The dentist will examine your mouth using a mirror and probe. For a detailed examination, all Dental Guru clinics have microscopes. If the problem and its solution are obvious, then if you agree, treatment can begin immediately. To clarify the diagnosis, the doctor will conduct the necessary functional diagnostics.

How do our dentists conduct a visual examination?

First, you will sit in the dental chair, and the doctor will examine your head and face: there are no changes in the color of the skin, the size of the lymph nodes, or swelling.
He will then ask you to tilt your head back and open your mouth as wide as possible. This is necessary to assess the condition of the upper and lower palate, tongue, inner cheeks and lips. No tools are required here, just a source of bright light. Even if you are concerned about a specific tooth, all teeth must be examined. After all, it often turns out that the problem lies in a completely different place. To do this, the doctor uses a dental mirror and a special probe.

• A small mirror allows you to carefully examine hard-to-reach areas and illuminate those places that the lamp rays do not reach. Carious cavities, tartar deposits, suppuration, chips, dental growth disorders - all pathologies appear in full view.
• Using a pointed probe (explorer), the dentist checks all suspicious crevices, depressions, cracks and darkened areas. If everything is in order, then the probe moves freely. If the enamel is damaged somewhere, then most likely there is a hidden carious cavity.
• The condition of the gums can be assessed with a periodontal probe. At its tip there is a millimeter scale and a small ball to reduce possible discomfort. With its help, the dentist receives information about the presence of inflammation, bleeding, the depth of periodontal pockets, etc.
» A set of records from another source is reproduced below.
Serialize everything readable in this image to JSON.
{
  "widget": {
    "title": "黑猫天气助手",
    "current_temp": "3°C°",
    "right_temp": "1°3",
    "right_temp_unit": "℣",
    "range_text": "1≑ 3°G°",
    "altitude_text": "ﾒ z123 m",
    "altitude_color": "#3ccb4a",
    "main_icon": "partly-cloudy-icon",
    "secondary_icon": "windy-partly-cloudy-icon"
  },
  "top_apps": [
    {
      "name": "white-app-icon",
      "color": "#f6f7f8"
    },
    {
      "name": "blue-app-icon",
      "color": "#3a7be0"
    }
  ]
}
A visual examination helps an experienced dentist immediately make a diagnosis in the following cases: caries, gingivitis, periodontitis, malocclusion. However, some diseases that occur latently, for example, periodontal disease and severe forms of caries, can only be detected using hardware diagnostics.
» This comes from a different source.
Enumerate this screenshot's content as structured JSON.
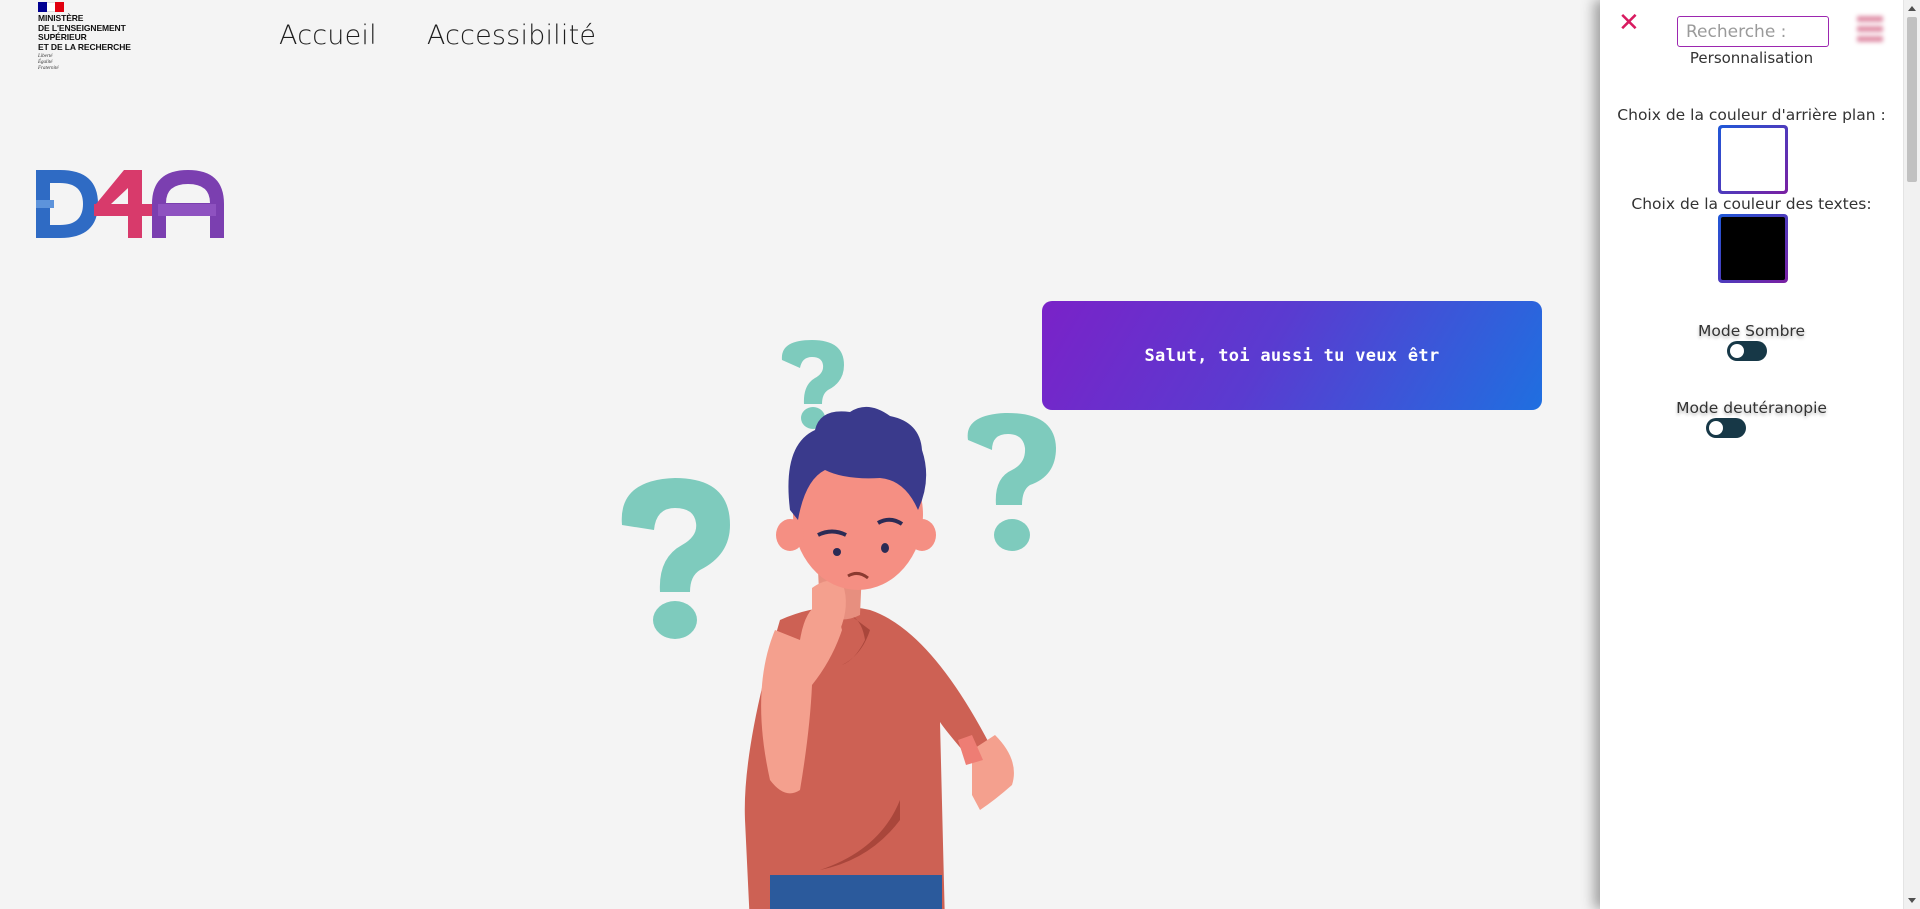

X-ray diagnostics in dentistry

A targeted photograph in dentistry is used if the problem is localized. In Dental Guru clinics, radiography is performed using modern digital innovative devices, where the dose of radioactive radiation is reduced to a minimum, and radiology in dentistry is absolutely safe. The radiologist will wear a special lead apron for your protection. The shooting sensor is located in the mouth or on the front side. The procedure is painless and takes a few seconds. The final image will show the doctor the condition of the diseased tooth and adjacent teeth.
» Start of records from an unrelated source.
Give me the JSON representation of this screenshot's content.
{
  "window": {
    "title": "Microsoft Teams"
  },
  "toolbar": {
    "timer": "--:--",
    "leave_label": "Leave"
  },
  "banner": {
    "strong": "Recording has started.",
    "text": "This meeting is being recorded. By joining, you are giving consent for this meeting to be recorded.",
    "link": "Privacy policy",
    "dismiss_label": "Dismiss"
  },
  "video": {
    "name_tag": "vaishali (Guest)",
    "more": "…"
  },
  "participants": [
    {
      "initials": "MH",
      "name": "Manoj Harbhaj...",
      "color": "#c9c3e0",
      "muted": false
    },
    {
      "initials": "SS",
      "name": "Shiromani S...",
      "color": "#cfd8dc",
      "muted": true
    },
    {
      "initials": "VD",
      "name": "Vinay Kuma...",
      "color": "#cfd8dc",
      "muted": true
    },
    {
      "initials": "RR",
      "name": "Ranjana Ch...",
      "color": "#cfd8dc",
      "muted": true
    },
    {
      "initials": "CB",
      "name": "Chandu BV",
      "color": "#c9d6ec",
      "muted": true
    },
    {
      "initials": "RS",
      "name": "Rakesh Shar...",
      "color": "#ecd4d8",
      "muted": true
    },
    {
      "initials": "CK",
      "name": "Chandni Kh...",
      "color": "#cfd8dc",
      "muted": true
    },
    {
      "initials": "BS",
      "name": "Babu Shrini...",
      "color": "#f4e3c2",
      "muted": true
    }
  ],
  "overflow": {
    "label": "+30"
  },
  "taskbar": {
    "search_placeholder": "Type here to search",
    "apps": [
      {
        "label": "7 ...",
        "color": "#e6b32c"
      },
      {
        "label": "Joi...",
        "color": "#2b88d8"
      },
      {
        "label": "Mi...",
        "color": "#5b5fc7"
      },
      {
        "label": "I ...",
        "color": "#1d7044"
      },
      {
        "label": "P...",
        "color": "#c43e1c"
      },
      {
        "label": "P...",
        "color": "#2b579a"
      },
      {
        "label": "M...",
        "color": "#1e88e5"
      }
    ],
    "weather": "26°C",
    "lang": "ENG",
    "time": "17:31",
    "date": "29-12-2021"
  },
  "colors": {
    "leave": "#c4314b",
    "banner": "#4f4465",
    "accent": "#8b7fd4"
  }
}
Using an x-ray, you can see caries, bite defects, jaw fractures, areas of infection in the root canals, abscesses, tumors, cysts, incorrect placement of wisdom teeth and other pathologies. X-rays show hidden caries under a filling, crown or on the root.

Signs of caries on x-ray:

• The spot looks like an area with some darkening of reduced density.
• Medium and deep – reduced surface density due to enamel damage.
• Deep – deformation of the tooth structure with granulomas (areas of inflammation, proliferation of connective tissue) and hardening in the pulp

The importance of condylography in identifying dysfunction of the dentoalveolar system

Condylography is a method used to analyze the position of the temporomandibular joint. The main task of the manipulation is to establish the trajectory or, more simply put, the path of movement of the jaw. The technology significantly simplifies the diagnostic procedure and helps identify pathological processes.

Note! The information obtained as a result of condylography can be used not only when making a diagnosis, but also to implement the prosthetic procedure. Thus, the availability of data on the individual indicators of the patient’s TMJ movement trajectory allows the orthodontist to make the most suitable design.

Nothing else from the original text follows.